Bimodal microstructure evolution and strength-ductility co-enhancement of hot-extruded Al–La–Mg–Mn alloy

• Published in: Materials science & engineering. A, Structural materials : properties, microstructure and processing Vol. 859; p. 144195
• Main Authors: Zhang, Xinkui, Li, Liejun, Wang, Zhi, Chen, Songjun, Peng, Hanlin, Gao, Jixiang, Peng, Zhengwu
• Format: Journal Article
• Language: English
• Published: Lausanne Elsevier B.V 24.11.2022; Elsevier BV
• Subjects: Al-La-Mg-Mn alloy; Alloying; Aluminum base alloys; Bimodal microstructure; Ductility; Elongation; Heat resistant alloys; Hot extrusion; Intermetallic compounds; Load transfer; Magnesium; Manganese base alloys; Mechanical properties; Microcracks; Microstructure; Pre-existing microcracks; Strain hardening; Strong strain-hardening ability; Ultimate tensile strength; Mechanical properties; Strong strain-hardening ability; Pre-existing microcracks; Bimodal microstructure; Al-La-Mg-Mn alloy
• ISSN: 0921-5093; 1873-4936
• DOI: 10.1016/j.msea.2022.144195

Novel heat-resistant Al-(La, Ce) alloys are strengthened via alloying with high Mg; however, their ductility deteriorates due to the formation of coarse intermetallics.

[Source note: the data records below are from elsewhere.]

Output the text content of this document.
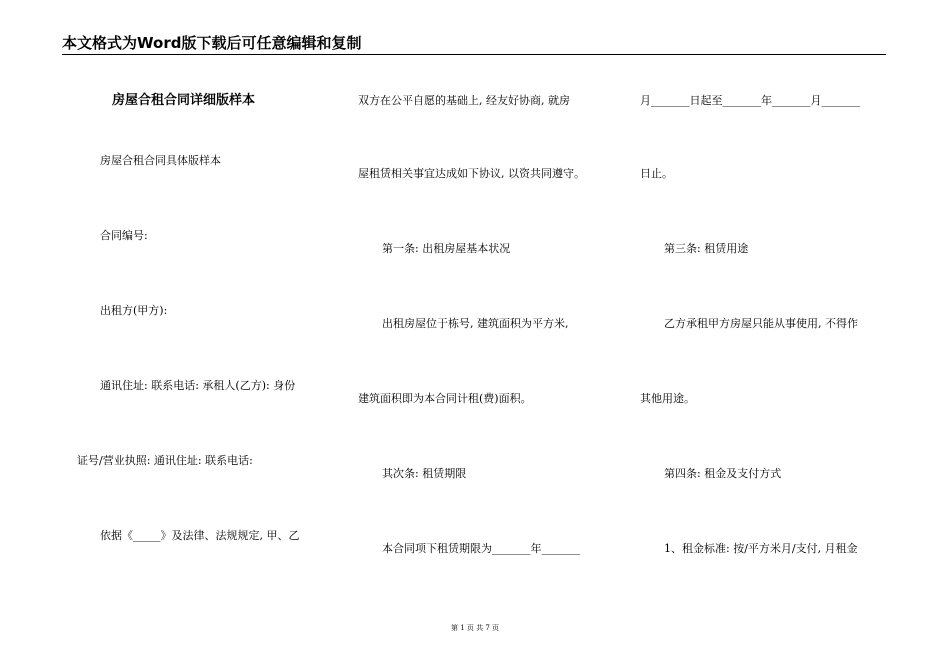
本文格式为Word版下载后可任意编辑和复制
房屋合租合同详细版样本
房屋合租合同具体版样本
合同编号:
出租方(甲方):
通讯住址: 联系电话: 承租人(乙方): 身份
证号/营业执照: 通讯住址: 联系电话:
依据《_____》及法律、法规规定, 甲、乙
双方在公平自愿的基础上, 经友好协商, 就房
屋租赁相关事宜达成如下协议, 以资共同遵守。
第一条: 出租房屋基本状况
出租房屋位于栋号, 建筑面积为平方米,
建筑面积即为本合同计租(费)面积。
其次条: 租赁期限
本合同项下租赁期限为_______年_______
月_______日起至_______年_______月_______
日止。
第三条: 租赁用途
乙方承租甲方房屋只能从事使用, 不得作
其他用途。
第四条: 租金及支付方式
1、租金标准: 按/平方米月/支付, 月租金
第 1 页 共 7 页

In this work, a conventional hot extrusion process was used to refine the microstructures of Al–La alloy with a high Mg addition. Bimodal intermetallic and grain structures were observed in the as-extruded alloy. Of note, the coarse intermetallics were decorated with high-density microcracks. The as-extruded alloy achieved a good balance between strength and ductility, exhibiting a high ultimate tensile strength (360 ± 2 MPa) and good elongation (9.6 ± 0.6%). The high strength was mainly attributed to the strong strain-hardening ability and the load-transfer effect. Good elongation arises from the propagation of pre-existing microcracks, microstructure refinement, and increased strain-hardening ability. These findings reveal that a combination of pre-existing microcracks and a matrix with strong strain-hardening ability is a promising feature for microstructural design with increased ductility.